Visiting Assistant Professor
Department of Theatre Arts
412-624-6659
evanwinet@gmail.com

Evan Darwin Winet is a teacher, scholar, director and maskmaker. His research interests include modern and traditional Indonesian theatre, intercultural and postcolonial theatres, nationalism and glocality, phenomenology and performing objects, theatre and Islam and theatre history pedagogy. He has taught several versions of a full global theatre history and dramatic literature sequence and Introduction to Theatre as well as courses on performing objects, maskmaking, Asian theatre, intercultural and postcolonial theatre, theatre and Islam, directing and acting.
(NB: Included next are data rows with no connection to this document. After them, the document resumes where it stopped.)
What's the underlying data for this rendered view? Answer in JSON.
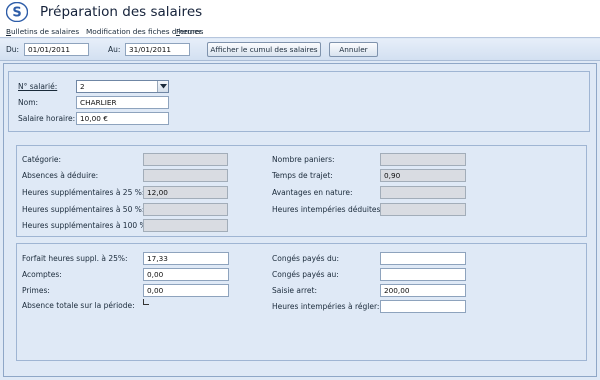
{
  "window": {
    "title": "Préparation des salaires"
  },
  "menu": {
    "items": [
      {
        "label": "Bulletins de salaires",
        "mnemonic": "B",
        "rest": "ulletins de salaires"
      },
      {
        "label": "Modification des fiches d'heures"
      },
      {
        "label": "Fermer",
        "mnemonic": "F",
        "rest": "ermer"
      }
    ]
  },
  "toolbar": {
    "du_label": "Du:",
    "du_value": "01/01/2011",
    "au_label": "Au:",
    "au_value": "31/01/2011",
    "cumul_button": "Afficher le cumul des salaires",
    "annuler_button": "Annuler"
  },
  "employee": {
    "numero_label": "N° salarié:",
    "numero_value": "2",
    "nom_label": "Nom:",
    "nom_value": "CHARLIER",
    "salaire_label": "Salaire horaire:",
    "salaire_value": "10,00 €"
  },
  "details": {
    "categorie_label": "Catégorie:",
    "categorie_value": "",
    "absences_label": "Absences à déduire:",
    "absences_value": "",
    "hs25_label": "Heures supplémentaires à 25 %:",
    "hs25_value": "12,00",
    "hs50_label": "Heures supplémentaires à 50 %:",
    "hs50_value": "",
    "hs100_label": "Heures supplémentaires à 100 %:",
    "hs100_value": "",
    "paniers_label": "Nombre paniers:",
    "paniers_value": "",
    "trajet_label": "Temps de trajet:",
    "trajet_value": "0,90",
    "avantages_label": "Avantages en nature:",
    "avantages_value": "",
    "intemperies_deduites_label": "Heures intempéries déduites:",
    "intemperies_deduites_value": ""
  },
  "adjustments": {
    "forfait_label": "Forfait heures suppl. à 25%:",
    "forfait_value": "17,33",
    "acomptes_label": "Acomptes:",
    "acomptes_value": "0,00",
    "primes_label": "Primes:",
    "primes_value": "0,00",
    "absence_label": "Absence totale sur la période:",
    "absence_checked": false,
    "conges_du_label": "Congés payés du:",
    "conges_du_value": "",
    "conges_au_label": "Congés payés au:",
    "conges_au_value": "",
    "saisie_label": "Saisie arret:",
    "saisie_value": "200,00",
    "intemperies_regler_label": "Heures intempéries à régler:",
    "intemperies_regler_value": ""
  },
  "icons": {
    "logo": "app-logo-icon",
    "dropdown": "chevron-down-icon"
  },
  "colors": {
    "accent": "#2e5da8",
    "panel_border": "#8fa7c7",
    "background": "#dfe9f6"
  }
}
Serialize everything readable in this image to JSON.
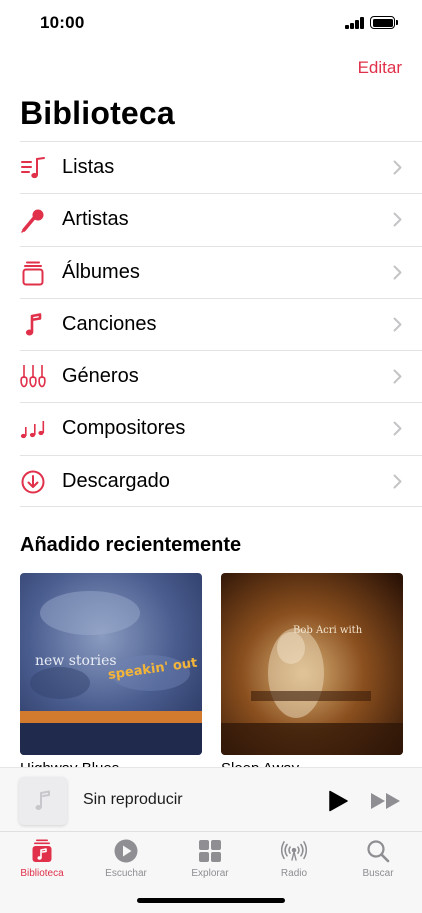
{
  "status_bar": {
    "time": "10:00"
  },
  "header": {
    "edit_label": "Editar",
    "title": "Biblioteca"
  },
  "library": {
    "items": [
      {
        "label": "Listas",
        "icon": "playlist-icon"
      },
      {
        "label": "Artistas",
        "icon": "microphone-icon"
      },
      {
        "label": "Álbumes",
        "icon": "album-stack-icon"
      },
      {
        "label": "Canciones",
        "icon": "music-note-icon"
      },
      {
        "label": "Géneros",
        "icon": "guitars-icon"
      },
      {
        "label": "Compositores",
        "icon": "music-notes-icon"
      },
      {
        "label": "Descargado",
        "icon": "download-circle-icon"
      }
    ]
  },
  "recent": {
    "title": "Añadido recientemente",
    "albums": [
      {
        "caption": "Highway Blues",
        "cover_text_1": "new stories",
        "cover_text_2": "speakin' out"
      },
      {
        "caption": "Sleep Away",
        "cover_text_1": "Bob Acri with"
      }
    ]
  },
  "player": {
    "title": "Sin reproducir"
  },
  "tabs": [
    {
      "label": "Biblioteca",
      "icon": "library-icon",
      "active": true
    },
    {
      "label": "Escuchar",
      "icon": "play-circle-icon",
      "active": false
    },
    {
      "label": "Explorar",
      "icon": "grid-icon",
      "active": false
    },
    {
      "label": "Radio",
      "icon": "radio-waves-icon",
      "active": false
    },
    {
      "label": "Buscar",
      "icon": "search-icon",
      "active": false
    }
  ],
  "colors": {
    "accent": "#e0304a",
    "inactive": "#8e8e93"
  }
}
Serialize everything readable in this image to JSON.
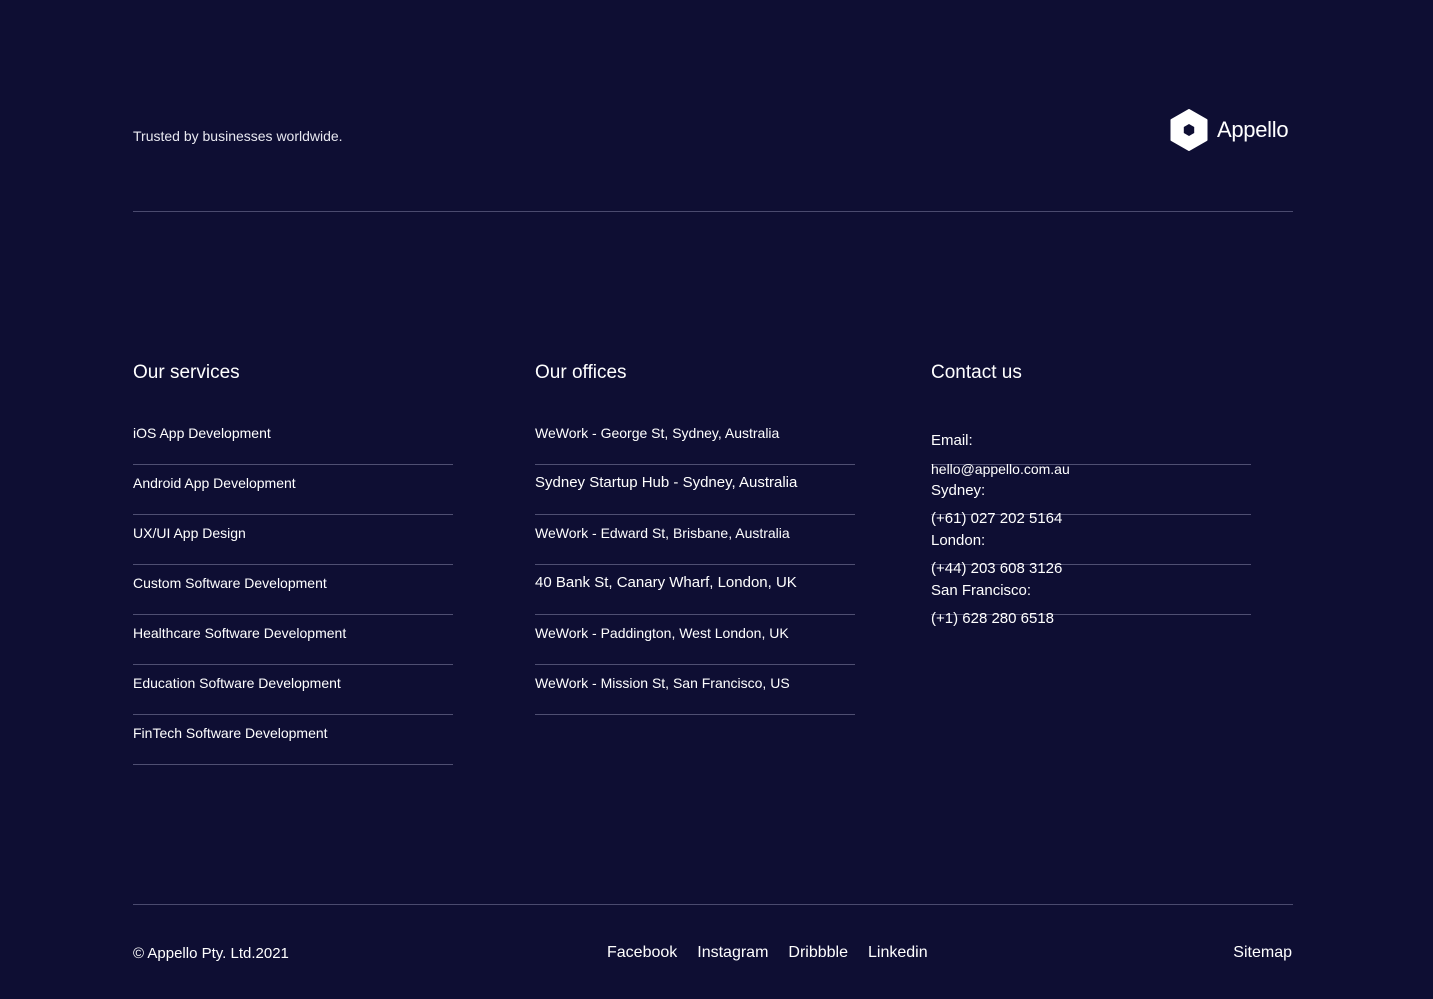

He received his M.A. in Theatre and Drama with Phillip Zarrilli's Asian/Experimental Theatre program at the University of Wisconsin in 1995, and his Ph.D. in Drama and Humanities working with Harry Elam and Alice Rayner at Stanford University in 2001. He has previously taught at Macalester College, Cornell University, University of Kansas and Australian National University.

His book, Indonesian Postcolonial Theatre: Spectral Genealogies and Absent Faces (forthcoming from Palgrave/Macmillan Press, 2008) is a critical history of that country's modern theatre and drama, tracing continuities from colonial pasts through perceived postcolonial ruptures. Other writings on Indonesia's modern theatre also appear in Staging Nationalism (McFarland, 2005) and Writing and Rewriting National Theatre Histories (Iowa, 2004). His English translations of several modern Indonesian plays into English will appear in the forthcoming Lontar Anthology of Indonesian Drama. He is also a contributing editor on Asian drama to the Norton Anthology of Drama and a major contributor to the Encyclopedia of Asian Theatre (Greenwood Press, 2007). He is currently guest-editing a special issue of the Journal of Dramatic Theory & Criticism on "Glocal Dramatic Theories" (forthcoming Spring 2009). Since 2005, he has coordinated the National Identities/National Cultures Research Group, which meets at the annual conferences of the American Society for Theatre Research (ASTR). He will be serving on the program committee for the 2009 ASTR conference in Puerto Rico.

In 2005, he directed the world premiere of a new English translation of The Jester (al-muharrij), a satirical play on the failures of Arab nationalism by the late Syrian poet, Muhammed Maghut. This was one of a small number of works by native Arab (as distinct from Arab-American) playwrights to appear on American stages since 9/11.